A synchronization of Euro-Atlantic intentions took place at NATO's summit in Wales. The meeting in the Welsh town of Newport was, naturally, held without Russia's participation. The central subject was deployment of new bases in Eastern Europe: setting up rapid reaction forces with a total strength of several thousand personnel in Eastern Europe for protection against likely Russian aggression. Moreover, during his earlier visit to Estonia, the US president had announced that a US naval base would appear in that country. It is noteworthy that the Ukrainian government is discussing plans to cancel the country's non-aligned status and set a course for NATO membership: Kiev is trying to get status as a special partner No 1 and is going to adopt a new doctrine in the nearest future with a clear-cut definition of Russia as an aggressor state.
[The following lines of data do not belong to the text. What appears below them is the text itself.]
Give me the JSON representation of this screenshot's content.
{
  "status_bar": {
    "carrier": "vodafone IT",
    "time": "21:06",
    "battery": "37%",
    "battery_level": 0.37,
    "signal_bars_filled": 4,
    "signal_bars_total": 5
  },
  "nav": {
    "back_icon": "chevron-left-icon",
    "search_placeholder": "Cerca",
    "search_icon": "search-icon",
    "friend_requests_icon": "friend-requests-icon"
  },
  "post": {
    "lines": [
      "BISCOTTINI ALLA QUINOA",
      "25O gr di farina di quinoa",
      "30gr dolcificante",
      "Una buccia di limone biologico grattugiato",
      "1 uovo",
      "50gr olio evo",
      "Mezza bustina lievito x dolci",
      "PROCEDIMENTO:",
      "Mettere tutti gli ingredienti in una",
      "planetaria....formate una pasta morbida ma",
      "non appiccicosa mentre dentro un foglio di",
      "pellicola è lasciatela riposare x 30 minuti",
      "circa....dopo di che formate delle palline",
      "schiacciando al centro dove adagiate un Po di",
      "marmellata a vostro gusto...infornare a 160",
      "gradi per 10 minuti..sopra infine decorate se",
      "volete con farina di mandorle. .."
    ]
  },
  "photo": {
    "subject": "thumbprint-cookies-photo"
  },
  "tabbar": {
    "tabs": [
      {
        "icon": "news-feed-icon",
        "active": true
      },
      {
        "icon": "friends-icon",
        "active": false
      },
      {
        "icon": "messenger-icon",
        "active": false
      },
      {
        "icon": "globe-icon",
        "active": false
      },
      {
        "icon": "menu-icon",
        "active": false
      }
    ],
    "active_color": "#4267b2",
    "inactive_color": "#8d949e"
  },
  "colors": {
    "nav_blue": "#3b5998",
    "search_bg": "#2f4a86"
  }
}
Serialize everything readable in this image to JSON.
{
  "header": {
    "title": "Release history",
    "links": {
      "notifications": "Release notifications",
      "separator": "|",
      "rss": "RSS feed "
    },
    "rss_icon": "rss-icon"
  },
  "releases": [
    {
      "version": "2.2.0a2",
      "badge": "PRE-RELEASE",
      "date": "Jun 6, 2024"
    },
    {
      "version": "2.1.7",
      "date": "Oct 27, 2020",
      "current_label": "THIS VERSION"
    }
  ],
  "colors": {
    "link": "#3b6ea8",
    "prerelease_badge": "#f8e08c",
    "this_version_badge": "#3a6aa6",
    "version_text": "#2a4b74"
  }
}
Thus, regardless of how effective the Minsk agreement is, the confrontation between Russia and the West is only gathering momentum so far. This is not an ordinary game of national interests anymore where everything is rational and a clear system of trade-offs is in play. The war being waged now is a war where a new move is taken regardless of damage to oneself. German Chancellor Angela Merkel admitted in her speech to German parliament that the sanctions would have a negative impact on private business in Germany. Having refused to sell the Mistral, France will now have to pay penalties and forfeits and look for another customer to buy the ship designed to meet Russian requirements. In addition, it is believed that Europe is largely forced to allow itself to be led by the USA. This point of view is mainly voiced by the Russian side but it nonetheless slips out now and then among Western political scientists and bloggers. It is believed that, by insisting on new sanctions against Russia and strengthening NATO, the USA is seeking to give a boost to its defence industry, consolidate its presence in Eastern Europe and weaken the European economy. No need to say how many times and how strongly Russia has been forced to restrain itself for the sake of the general good.
The situation is such that even a truce cannot guarantee an end to the war. In the best case scenario, Russia and the West will have "cold" contacts, while Russia and Ukraine will be doomed to beat head against the "wall". This is the name given by the Ukrainian government to a project for state border infrastructure development. The land border will have a ditch at least four metres wide and two metres deep complete with optoelectronic surveillance systems, towers and other facilities to block vehicle traffic. For the sea border, it is suggested to install full-scale optoelectronic surveillance. The Russian-Ukrainian border is 2,295 km long.
Thus we have 2,295 km of total failure of the entire system of international security and international law; 2,295 km of "wall" instead of a world without borders and wars. Let us be honest though: there are a great many of such visible and invisible borders all over the world.